News In Brief

Vermont Bishop Moves to Protect Parishes

BURLINGTON, Vt. — To protect Vermont’s 128 parishes and missions from “unjust attack,” Burlington Bishop Salvatore Matano has placed each under a charitable trust. That means the titles to all parishes, once in the name of the Roman Catholic Diocese of Burlington Inc., are now in the name of the parishes with the bishop as trustee.

“We are doing this to preserve parish assets as parish assets,” said Father John McDermott, chancellor. “The bishop and the diocese have a guardian role for the assets and must assure that they are used for the intentions which were the very source of their establishment.”

In a letter to all parishioners in the diocese, Bishop Matano said the action was taken “to protect these parish facilities from unjust attack and to ensure that the parishes have the freedom to continue their ministries and that the monies raised to support these entities are not diverted to or transferred for other purposes inconsistent with the charitable mission of the parish and the diocese.”

(CNS)

Graduates Receive ‘Supreme’ Advice

WASHINGTON — In separate speeches in Washington, D.C., the chief justice of the United States and an associate Supreme Court justice offered advice to graduating law students and members of Congress, while providing a glimpse into the court’s workings.

In a brief, mostly lighthearted address that dealt primarily with the role of consensus and disagreement within the court, Chief Justice John Roberts, a Catholic, told Georgetown University law graduates May 21 that in a society governed by the rule of law, being a lawyer is a special calling.

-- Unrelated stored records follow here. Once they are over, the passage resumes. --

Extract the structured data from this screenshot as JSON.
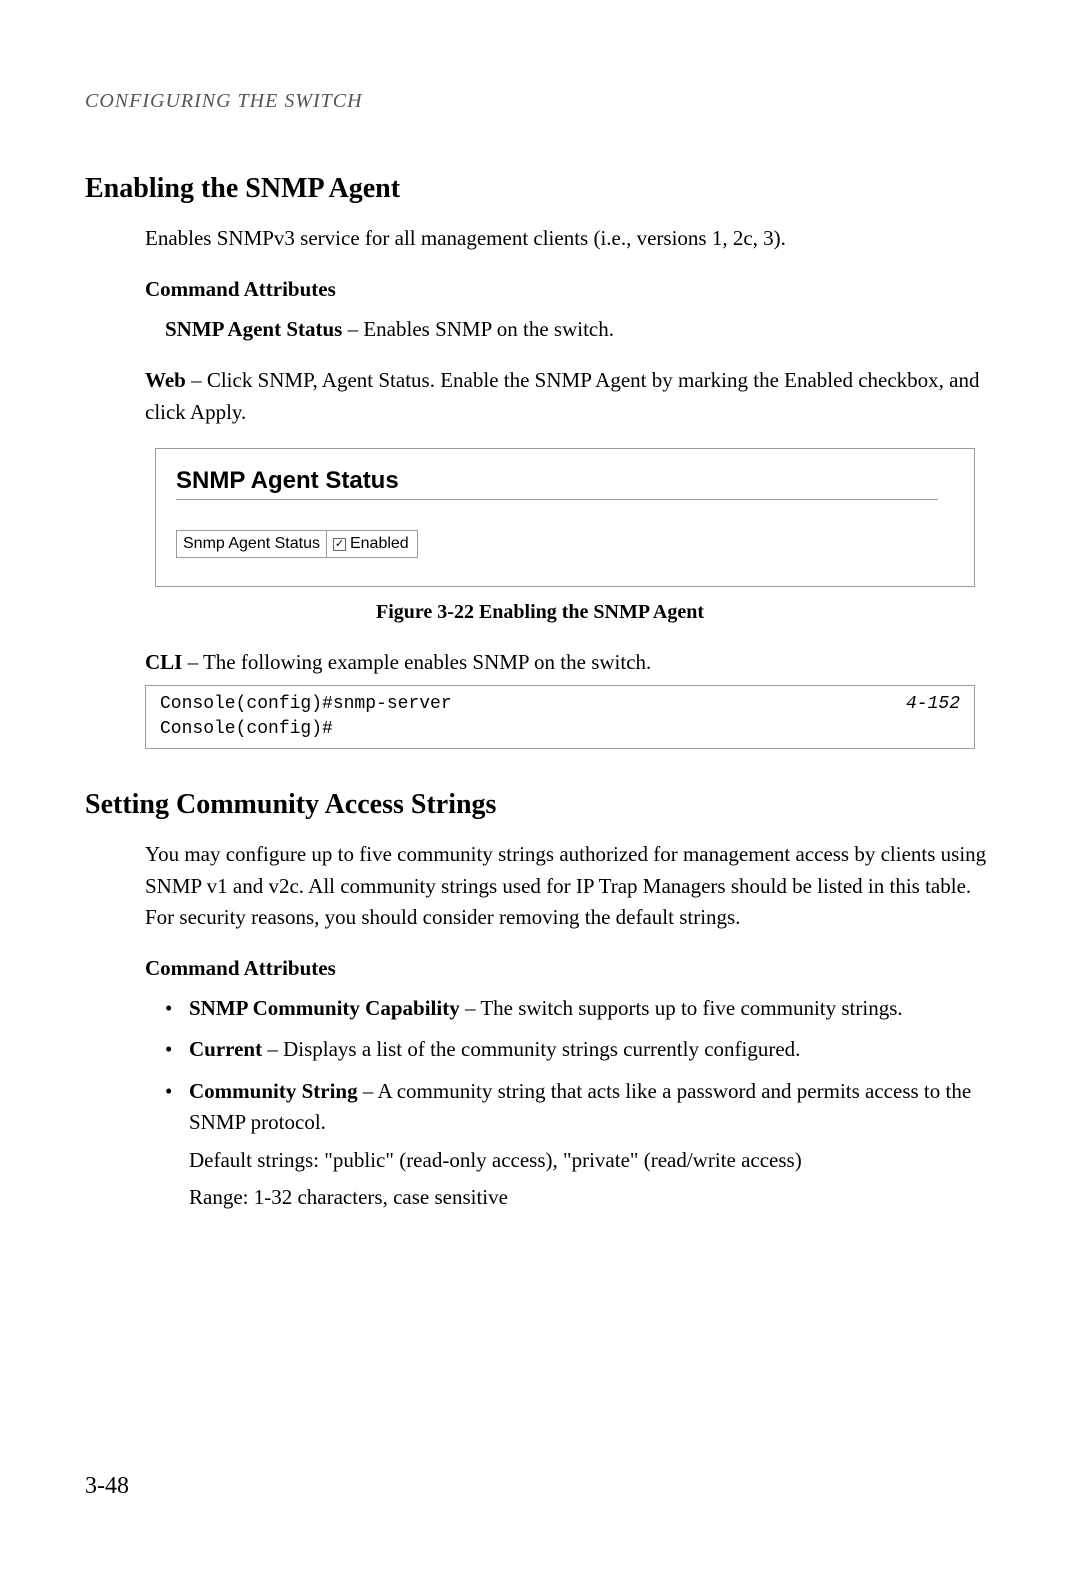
{
  "running_head": "CONFIGURING THE SWITCH",
  "section1": {
    "heading": "Enabling the SNMP Agent",
    "intro": "Enables SNMPv3 service for all management clients (i.e., versions 1, 2c, 3).",
    "cmd_attr_heading": "Command Attributes",
    "attr_bold": "SNMP Agent Status",
    "attr_rest": " – Enables SNMP on the switch.",
    "web_bold": "Web",
    "web_rest": " – Click SNMP, Agent Status. Enable the SNMP Agent by marking the Enabled checkbox, and click Apply."
  },
  "figure": {
    "panel_title": "SNMP Agent Status",
    "row_label": "Snmp Agent Status",
    "checkbox_checked": true,
    "checkbox_label": "Enabled",
    "caption": "Figure 3-22  Enabling the SNMP Agent"
  },
  "cli": {
    "lead_bold": "CLI",
    "lead_rest": " – The following example enables SNMP on the switch.",
    "line1": "Console(config)#snmp-server",
    "line2": "Console(config)#",
    "ref": "4-152"
  },
  "section2": {
    "heading": "Setting Community Access Strings",
    "intro": "You may configure up to five community strings authorized for management access by clients using SNMP v1 and v2c. All community strings used for IP Trap Managers should be listed in this table. For security reasons, you should consider removing the default strings.",
    "cmd_attr_heading": "Command Attributes",
    "bullets": [
      {
        "bold": "SNMP Community Capability",
        "rest": " – The switch supports up to five community strings."
      },
      {
        "bold": "Current",
        "rest": " – Displays a list of the community strings currently configured."
      },
      {
        "bold": "Community String",
        "rest": " – A community string that acts like a password and permits access to the SNMP protocol.",
        "sub1": "Default strings: \"public\" (read-only access), \"private\" (read/write access)",
        "sub2": "Range: 1-32 characters, case sensitive"
      }
    ]
  },
  "page_number": "3-48"
}
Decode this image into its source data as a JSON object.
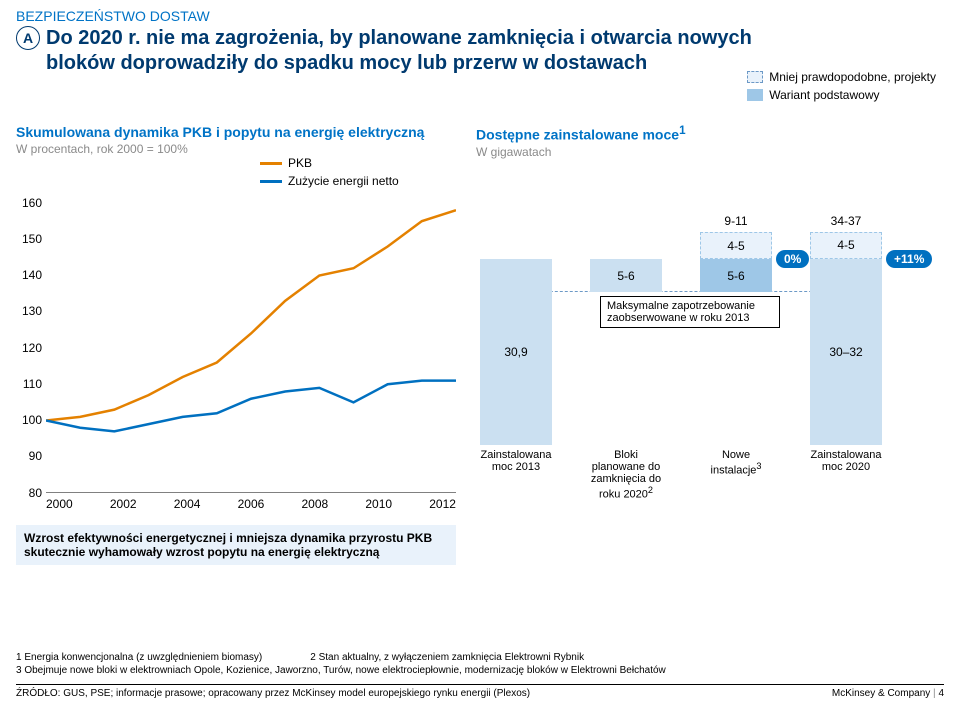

He urged the graduates to “protect the rule of law while resisting temptation to substitute the rule of lawyers,” adding, “There is a difference.”

At a luncheon earlier in the week hosted by the National Italian American Foundation, Associate Justice Antonin Scalia, also a Catholic, took Congress to task for trying to shape how the court makes its decisions, particularly with legislation dealing with the influence of foreign court rulings on U.S. jurisprudence.

(CNS)

Catholic-Lutheran Dialogue Discusses Eternal Life

WASHINGTON — Catholic and Lutheran scholars discussed death, judgment and resurrection at a four-day session of the U.S. Lutheran-Roman Catholic Dialogue. The April 20-23 meeting in Phoenix was the second session of the 11th round of the dialogue. The theme for this round is “The Hope for Eternal Life.”

Among questions the group plans to address in future sessions are Catholic-Lutheran differences over issues relating to life after death, including purgatory, indulgences and Masses and prayers for the dead. “The members of the dialogue team have established solid foundations for further discussion and development,” said the Rev. Lowell Almen, secretary of the Evangelical Lutheran Church in America and Lutheran co-chairman of the dialogue.

Auxiliary Bishop Richard Sklba of Milwaukee, Catholic co-chairman, said, “One of the more illuminating and instructive aspects of the meeting was the manner in which both Lutheran and Catholic scholars were able to reflect on the developing history of their own respective practices since the Reformation.”